The teachers’ union’s president, Michael Mulgrew, told the New York Daily News that the policy would need to include a plan for helping teachers implement it.

“Phones have become more and more of an issue inside of the schools,” Mulgrew told the newspaper. “But the real issue is if we’re going to do this, then we have to have a plan for the largest school system in the country.”

Survey data from within the past year show that teachers’ attitudes toward campuswide cellphone bans are far from uniform.

Nearly 1 in every 4 teachers thought cellphones should be banned from school campuses in a nationally representative EdWeek Research Center survey conducted last fall. But teachers also say it can be tricky to enforce such bans, especially if there isn’t broad systemic support in place.

In New York City, the idea behind taking phones before classes start is so teachers can avoid confrontations with defiant students, Banks said.

“We don’t want a policy in place that puts teachers in confrontation with kids over their phone,” Banks said.

The policy will also apply to smartwatches and other devices so students can’t use those to get around the district’s phone ban. Banks said the district has had to keep up with constant changes in technology as students find new ways around rules.
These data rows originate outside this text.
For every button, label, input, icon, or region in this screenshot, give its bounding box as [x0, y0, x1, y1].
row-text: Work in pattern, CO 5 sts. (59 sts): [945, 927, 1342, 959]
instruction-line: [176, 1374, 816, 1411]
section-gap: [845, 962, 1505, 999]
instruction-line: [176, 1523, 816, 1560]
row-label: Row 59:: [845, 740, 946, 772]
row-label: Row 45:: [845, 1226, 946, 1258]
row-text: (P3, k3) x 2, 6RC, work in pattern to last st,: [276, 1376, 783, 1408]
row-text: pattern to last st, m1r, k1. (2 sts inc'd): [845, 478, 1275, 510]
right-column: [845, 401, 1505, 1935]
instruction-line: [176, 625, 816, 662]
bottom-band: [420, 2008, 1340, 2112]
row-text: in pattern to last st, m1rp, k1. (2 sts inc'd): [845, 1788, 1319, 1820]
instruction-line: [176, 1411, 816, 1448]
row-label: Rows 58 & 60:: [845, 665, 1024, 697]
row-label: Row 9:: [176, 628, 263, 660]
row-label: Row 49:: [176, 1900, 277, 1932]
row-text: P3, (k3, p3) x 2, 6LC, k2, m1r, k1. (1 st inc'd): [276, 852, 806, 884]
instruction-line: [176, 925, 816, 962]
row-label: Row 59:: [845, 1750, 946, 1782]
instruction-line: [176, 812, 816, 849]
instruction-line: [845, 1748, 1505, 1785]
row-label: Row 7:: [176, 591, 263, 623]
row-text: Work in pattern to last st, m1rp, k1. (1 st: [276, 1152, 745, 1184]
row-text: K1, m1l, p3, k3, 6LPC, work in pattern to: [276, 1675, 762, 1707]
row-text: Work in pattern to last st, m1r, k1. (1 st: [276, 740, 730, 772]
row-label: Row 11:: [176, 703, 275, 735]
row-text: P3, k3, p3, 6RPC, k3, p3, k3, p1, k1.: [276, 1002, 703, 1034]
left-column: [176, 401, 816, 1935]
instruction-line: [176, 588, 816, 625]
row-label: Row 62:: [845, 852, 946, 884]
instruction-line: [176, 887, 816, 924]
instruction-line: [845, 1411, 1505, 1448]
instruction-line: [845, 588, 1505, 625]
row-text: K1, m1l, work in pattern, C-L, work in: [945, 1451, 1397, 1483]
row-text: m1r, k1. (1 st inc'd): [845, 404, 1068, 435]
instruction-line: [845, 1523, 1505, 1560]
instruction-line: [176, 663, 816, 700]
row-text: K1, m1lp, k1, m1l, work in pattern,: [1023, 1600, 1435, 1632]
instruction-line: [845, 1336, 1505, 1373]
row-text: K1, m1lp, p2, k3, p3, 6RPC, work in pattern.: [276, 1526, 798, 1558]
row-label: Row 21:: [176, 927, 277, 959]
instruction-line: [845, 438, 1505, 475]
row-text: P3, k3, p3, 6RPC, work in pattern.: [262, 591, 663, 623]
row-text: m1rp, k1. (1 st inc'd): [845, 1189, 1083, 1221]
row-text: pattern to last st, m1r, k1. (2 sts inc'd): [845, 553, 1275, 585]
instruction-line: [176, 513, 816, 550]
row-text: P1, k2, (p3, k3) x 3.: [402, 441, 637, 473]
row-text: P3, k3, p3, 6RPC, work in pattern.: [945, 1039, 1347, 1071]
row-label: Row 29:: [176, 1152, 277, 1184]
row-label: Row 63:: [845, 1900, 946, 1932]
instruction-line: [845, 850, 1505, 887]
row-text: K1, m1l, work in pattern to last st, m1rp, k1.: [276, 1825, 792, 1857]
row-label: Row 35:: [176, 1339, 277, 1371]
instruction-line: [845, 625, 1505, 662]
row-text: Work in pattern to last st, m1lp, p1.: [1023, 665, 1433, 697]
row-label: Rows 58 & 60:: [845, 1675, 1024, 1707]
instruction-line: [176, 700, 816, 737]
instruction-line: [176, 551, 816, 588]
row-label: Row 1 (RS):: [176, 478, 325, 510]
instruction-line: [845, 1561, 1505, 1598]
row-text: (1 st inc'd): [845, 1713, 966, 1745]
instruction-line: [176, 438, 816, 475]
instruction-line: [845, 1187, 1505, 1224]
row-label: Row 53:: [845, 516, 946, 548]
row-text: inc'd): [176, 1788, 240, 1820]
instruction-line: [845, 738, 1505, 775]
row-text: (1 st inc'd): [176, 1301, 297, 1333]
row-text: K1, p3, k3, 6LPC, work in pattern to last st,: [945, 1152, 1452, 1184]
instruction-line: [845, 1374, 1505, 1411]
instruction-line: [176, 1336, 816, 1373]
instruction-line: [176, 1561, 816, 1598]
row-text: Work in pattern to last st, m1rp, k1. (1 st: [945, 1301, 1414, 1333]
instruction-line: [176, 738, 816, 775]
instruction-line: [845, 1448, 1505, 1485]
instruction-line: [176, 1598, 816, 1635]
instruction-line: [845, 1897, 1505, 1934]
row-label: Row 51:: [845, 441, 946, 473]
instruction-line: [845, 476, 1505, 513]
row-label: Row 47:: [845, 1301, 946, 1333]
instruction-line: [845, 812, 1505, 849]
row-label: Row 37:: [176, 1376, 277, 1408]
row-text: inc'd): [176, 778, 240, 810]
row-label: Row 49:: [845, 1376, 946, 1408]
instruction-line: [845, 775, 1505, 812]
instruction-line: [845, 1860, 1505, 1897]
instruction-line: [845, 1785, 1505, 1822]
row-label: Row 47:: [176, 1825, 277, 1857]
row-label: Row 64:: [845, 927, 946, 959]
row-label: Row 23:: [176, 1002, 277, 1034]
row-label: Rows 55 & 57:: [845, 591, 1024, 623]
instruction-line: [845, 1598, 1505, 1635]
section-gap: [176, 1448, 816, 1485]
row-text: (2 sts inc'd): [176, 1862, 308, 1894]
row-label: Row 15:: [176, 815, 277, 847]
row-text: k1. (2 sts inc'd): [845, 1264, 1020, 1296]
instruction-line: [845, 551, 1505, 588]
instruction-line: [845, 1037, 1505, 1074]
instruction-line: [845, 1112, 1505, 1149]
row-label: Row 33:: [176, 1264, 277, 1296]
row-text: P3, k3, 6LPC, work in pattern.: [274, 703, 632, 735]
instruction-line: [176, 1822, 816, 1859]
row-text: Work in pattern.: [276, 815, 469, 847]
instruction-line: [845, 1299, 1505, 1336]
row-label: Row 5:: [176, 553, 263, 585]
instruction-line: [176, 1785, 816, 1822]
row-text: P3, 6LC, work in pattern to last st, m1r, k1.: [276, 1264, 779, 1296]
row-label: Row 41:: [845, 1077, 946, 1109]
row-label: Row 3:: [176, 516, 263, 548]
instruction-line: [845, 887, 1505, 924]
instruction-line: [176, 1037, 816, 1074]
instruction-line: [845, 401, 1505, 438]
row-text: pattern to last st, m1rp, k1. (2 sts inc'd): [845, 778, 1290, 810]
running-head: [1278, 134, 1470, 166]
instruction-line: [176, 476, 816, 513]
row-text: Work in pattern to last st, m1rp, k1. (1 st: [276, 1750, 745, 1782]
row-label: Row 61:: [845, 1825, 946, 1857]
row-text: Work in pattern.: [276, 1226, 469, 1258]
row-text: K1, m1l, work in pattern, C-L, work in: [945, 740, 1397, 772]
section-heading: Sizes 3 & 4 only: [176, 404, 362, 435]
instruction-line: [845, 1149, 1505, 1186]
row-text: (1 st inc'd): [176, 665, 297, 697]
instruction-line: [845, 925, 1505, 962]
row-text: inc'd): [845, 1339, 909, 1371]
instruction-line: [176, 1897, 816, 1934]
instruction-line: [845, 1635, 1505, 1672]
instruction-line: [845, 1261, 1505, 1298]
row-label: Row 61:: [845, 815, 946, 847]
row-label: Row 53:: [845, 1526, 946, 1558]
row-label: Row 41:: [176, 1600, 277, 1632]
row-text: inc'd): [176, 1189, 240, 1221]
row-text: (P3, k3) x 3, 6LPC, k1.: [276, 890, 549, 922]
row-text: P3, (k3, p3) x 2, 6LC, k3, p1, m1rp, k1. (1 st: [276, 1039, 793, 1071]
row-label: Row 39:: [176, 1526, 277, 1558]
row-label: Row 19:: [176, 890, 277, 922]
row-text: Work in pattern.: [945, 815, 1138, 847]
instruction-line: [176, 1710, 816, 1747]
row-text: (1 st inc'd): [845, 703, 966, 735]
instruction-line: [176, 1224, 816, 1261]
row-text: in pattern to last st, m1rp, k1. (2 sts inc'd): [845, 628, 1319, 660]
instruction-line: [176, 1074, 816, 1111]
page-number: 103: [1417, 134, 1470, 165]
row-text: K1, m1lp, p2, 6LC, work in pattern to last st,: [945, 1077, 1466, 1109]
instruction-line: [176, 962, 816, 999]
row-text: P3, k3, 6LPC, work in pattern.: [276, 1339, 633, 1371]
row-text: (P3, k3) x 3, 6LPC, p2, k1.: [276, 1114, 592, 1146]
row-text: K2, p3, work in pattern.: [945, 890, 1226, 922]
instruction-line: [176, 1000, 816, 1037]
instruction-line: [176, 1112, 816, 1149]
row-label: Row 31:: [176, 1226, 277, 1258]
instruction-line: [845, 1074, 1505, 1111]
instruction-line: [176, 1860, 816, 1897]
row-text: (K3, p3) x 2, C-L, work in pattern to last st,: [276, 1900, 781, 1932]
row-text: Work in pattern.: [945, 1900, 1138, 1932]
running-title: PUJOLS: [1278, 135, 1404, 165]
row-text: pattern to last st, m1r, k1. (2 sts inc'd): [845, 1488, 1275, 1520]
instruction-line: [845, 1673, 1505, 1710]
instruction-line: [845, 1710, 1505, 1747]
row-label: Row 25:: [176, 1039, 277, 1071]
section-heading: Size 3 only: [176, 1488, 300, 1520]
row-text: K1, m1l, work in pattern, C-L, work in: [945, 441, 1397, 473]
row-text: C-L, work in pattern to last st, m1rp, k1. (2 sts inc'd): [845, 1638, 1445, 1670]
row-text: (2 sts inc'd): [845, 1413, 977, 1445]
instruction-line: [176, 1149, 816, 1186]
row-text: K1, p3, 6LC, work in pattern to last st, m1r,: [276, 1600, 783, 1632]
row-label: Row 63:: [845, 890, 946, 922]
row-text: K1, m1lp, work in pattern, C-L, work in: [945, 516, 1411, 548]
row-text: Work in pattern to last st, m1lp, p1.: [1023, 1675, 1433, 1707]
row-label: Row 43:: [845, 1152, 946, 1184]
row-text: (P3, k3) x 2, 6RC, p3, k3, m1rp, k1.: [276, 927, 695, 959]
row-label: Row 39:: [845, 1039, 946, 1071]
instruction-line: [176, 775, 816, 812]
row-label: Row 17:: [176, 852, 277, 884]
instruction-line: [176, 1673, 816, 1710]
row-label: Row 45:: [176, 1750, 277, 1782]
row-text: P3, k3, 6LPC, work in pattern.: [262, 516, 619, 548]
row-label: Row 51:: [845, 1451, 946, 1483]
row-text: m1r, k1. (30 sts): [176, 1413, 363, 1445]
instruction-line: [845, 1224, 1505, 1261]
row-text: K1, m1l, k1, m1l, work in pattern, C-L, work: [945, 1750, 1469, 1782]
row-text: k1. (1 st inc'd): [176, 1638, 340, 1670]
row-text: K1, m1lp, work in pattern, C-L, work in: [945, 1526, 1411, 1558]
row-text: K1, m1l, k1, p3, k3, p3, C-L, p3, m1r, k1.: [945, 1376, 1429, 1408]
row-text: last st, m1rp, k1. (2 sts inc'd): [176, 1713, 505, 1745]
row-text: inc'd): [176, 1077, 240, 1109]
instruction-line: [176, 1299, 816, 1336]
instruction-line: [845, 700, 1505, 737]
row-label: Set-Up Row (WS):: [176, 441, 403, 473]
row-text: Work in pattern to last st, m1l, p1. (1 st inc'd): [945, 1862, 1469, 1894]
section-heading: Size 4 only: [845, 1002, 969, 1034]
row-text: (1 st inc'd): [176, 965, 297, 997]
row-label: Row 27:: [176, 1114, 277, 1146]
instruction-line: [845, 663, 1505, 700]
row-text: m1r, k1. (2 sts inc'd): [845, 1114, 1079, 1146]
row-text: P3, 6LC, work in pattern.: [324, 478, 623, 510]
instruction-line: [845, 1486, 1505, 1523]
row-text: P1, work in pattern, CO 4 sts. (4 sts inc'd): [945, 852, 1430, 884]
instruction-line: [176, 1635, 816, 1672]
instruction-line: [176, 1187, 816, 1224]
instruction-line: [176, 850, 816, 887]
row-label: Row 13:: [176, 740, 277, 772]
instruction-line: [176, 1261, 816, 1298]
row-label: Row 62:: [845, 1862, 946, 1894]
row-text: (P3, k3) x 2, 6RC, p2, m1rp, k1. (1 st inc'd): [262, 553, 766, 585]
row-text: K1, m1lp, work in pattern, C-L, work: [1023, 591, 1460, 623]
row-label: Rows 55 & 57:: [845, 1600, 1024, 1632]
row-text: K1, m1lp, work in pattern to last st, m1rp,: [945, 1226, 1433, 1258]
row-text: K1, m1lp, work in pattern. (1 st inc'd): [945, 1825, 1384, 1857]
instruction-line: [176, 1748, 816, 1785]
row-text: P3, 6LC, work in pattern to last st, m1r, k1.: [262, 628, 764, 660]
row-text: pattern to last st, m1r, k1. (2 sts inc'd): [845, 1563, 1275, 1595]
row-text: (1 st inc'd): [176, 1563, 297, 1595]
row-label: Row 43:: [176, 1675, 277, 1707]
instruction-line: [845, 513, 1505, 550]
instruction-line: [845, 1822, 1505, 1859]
“The kids are going to be actively figuring out ways around this,” Banks said. “We’re going to do the best that we can. It may not be perfect, but even if we get 90 percent of the kids [following the ban], I think that would be a big deal.”

The district is cognizant of parents’ safety concerns, the chancellor said. Many parents have shared with Banks and other school leaders that they’re worried their children won’t be able to reach them in an emergency, which is a common concern other districts have encountered when contemplating phone restrictions.

Banks clarified that students will still be able to bring their phones onto school grounds so they can communicate with parents before and after school.

“The biggest concern from parents is that when an emergency happens they need to be in touch with the child,” Banks said. “We think you can certainly call the school, which is what we’ve always done throughout history.”